The bravery of the Tahrir Square protesters refutes Issam’s lack of faith in the Egyptian people. But the novel’s triumphant mood in the days leading up to Mubarak’s overthrow sours in the following months, when the military brutally drives most Egyptians back into complacency through a combination of violence and propaganda depicting the protestors as financially-motivated puppets of the Israeli and American governments.
Through torture and sexual assault, the military convinces many of the protesters themselves that their voices are insignificant.
Through torture and sexual assault, the military convinces many of the protesters themselves that their voices are insignificant. The tragedy of these violating displays of power is that the government would not need to torture protesters if it did not consider them a serious threat; the effort the military expends on breaking protesters’ wills is a testament to its fear of them. By convincing the protesters that their struggle for justice is futile, however, the military crystallizes the absolute power that started off as mere posturing.

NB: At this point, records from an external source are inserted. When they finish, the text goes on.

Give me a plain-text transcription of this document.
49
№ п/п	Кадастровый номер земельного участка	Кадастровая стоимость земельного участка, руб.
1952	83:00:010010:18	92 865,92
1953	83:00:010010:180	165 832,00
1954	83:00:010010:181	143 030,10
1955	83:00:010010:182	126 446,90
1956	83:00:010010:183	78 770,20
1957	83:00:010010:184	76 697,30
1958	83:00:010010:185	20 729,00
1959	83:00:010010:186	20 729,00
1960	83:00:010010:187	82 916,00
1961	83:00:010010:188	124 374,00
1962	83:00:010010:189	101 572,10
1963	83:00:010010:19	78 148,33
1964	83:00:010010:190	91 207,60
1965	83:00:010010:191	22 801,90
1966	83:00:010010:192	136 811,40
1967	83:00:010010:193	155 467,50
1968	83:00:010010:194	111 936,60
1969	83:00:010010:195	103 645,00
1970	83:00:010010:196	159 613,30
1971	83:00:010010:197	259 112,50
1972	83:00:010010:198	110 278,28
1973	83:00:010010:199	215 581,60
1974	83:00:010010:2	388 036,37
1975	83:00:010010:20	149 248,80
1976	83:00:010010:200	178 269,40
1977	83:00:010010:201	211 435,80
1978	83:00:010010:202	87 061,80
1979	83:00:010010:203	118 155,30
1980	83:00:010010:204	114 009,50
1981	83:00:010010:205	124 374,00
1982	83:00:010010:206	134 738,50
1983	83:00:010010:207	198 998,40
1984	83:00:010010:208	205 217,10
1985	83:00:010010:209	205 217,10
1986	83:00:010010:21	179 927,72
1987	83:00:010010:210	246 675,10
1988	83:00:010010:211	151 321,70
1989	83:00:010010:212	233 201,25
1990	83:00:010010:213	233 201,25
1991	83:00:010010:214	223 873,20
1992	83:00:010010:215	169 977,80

Two of the main characters, Asma and Mazen, emerge from torture and violation at the hands of the military with divergent perspectives on whether Egyptians should hold out hope for a government that respects their rights and treats them with dignity.
“The Republic, As If” concludes with an act of vigilante justice that serves as a tie-breaker between these two views. The father of a young martyr, faced with glaring corruption and indifference when he seeks justice for his murdered son through official channels, takes matters into his own hands. By ending the novel with an unlawful act of retribution, Al Aswany points out that injustice on an institutional level does not necessarily negate the individual will to effect change.
“People sick with subservience need a period of convalescence for the full cure to take effect,” Al Aswany wrote in a 2014 New York Times opinion piece. Egypt’s 2011 revolution failed to cure the country of corruption and injustice, but “The Republic, As If” points out that rebellion may nonetheless have had a salutary effect on its citizens.